- Coat of arms
- Interactive map of Gmina Rusinów
- Coordinates (Rusinów): 51°26′N 20°34′E﻿ / ﻿51.433°N 20.567°E
- Country: Poland
- Voivodeship: Masovian
- County: Przysucha
- Seat: Rusinów

Area
- • Total: 82.93 km^{2} (32.02 sq mi)

Population (2006)
- • Total: 4,462
- • Density: 53.80/km^{2} (139.4/sq mi)
- Website: http://www.rusinow.pl

= Gmina Rusinów =

Gmina Rusinów is a rural gmina (administrative district) in Przysucha County, Masovian Voivodeship, in east-central Poland. Its seat is the village of Rusinów, which lies approximately 9 km north-west of Przysucha and 92 km south of Warsaw.

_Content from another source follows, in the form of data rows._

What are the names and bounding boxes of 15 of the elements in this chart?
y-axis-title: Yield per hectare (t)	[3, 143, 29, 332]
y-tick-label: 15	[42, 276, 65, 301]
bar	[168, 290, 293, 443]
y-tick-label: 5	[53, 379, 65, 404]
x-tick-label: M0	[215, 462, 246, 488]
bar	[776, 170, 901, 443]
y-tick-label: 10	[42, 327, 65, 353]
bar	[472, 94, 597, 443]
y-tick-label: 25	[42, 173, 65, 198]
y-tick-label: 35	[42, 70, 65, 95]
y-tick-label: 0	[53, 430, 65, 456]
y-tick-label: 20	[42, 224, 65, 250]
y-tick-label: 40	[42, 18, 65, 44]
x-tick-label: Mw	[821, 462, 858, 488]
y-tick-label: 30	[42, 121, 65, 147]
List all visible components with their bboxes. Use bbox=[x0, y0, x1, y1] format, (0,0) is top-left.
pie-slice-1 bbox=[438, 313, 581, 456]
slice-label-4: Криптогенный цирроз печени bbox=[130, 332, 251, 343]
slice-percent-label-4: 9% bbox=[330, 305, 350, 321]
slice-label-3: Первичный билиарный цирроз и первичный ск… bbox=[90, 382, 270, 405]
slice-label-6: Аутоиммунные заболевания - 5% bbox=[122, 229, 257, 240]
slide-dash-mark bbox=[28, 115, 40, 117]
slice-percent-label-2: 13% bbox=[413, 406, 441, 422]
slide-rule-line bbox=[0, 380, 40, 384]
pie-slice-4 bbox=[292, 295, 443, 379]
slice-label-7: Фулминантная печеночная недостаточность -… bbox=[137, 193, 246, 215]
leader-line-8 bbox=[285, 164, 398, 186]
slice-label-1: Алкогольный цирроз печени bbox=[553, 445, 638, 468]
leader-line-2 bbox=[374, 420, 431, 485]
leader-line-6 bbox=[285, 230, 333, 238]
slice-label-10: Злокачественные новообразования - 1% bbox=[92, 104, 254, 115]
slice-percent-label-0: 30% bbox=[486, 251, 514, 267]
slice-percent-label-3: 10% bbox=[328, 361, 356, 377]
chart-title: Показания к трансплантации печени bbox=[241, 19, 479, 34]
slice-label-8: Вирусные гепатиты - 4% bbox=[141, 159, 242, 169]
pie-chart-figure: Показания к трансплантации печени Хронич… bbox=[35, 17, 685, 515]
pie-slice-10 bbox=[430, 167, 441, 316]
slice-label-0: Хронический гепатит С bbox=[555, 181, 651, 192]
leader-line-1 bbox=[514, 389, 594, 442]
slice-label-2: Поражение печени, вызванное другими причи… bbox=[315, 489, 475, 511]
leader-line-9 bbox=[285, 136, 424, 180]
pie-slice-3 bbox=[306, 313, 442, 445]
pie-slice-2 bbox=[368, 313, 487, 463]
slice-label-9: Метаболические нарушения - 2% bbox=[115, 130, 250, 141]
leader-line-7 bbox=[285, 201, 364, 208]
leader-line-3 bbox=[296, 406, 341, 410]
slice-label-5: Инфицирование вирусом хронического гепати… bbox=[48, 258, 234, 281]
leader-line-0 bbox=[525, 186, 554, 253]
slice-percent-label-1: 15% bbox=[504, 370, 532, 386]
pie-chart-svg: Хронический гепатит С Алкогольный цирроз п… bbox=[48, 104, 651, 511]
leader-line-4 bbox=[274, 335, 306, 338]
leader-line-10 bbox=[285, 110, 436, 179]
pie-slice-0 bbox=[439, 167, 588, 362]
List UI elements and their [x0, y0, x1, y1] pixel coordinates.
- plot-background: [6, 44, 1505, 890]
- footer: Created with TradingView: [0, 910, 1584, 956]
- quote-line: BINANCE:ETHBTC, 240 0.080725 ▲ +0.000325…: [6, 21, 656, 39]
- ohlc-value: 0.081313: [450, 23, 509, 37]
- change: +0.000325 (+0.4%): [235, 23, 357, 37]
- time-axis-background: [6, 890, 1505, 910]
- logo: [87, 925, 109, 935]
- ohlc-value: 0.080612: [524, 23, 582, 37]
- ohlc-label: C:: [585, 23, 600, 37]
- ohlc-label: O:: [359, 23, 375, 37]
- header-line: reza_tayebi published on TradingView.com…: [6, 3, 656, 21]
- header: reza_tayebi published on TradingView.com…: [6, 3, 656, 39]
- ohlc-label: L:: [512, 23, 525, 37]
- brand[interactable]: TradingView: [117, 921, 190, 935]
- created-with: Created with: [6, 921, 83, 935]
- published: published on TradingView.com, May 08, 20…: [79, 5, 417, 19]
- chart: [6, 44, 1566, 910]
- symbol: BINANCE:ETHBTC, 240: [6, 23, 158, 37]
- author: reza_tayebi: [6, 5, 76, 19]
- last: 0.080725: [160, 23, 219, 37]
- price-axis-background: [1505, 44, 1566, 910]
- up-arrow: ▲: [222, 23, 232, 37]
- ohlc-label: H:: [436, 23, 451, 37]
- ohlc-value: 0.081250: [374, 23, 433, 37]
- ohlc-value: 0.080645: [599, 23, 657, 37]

The gmina covers an area of 82.93 km2, and as of 2006 its total population is 4,462.

==Villages==
Gmina Rusinów contains the villages and settlements of Bąków, Bąków-Kolonia, Brogowa, Gałki, Grabowa, Karczówka, Klonowa, Krzesławice, Nieznamierowice, Przystałowice Małe, Rusinów, Władysławów, Wola Gałecka and Zychorzyn.

==Neighbouring gminas==
Gmina Rusinów is bordered by the gminas of Drzewica, Gielniów, Klwów, Odrzywół, Potworów and Przysucha.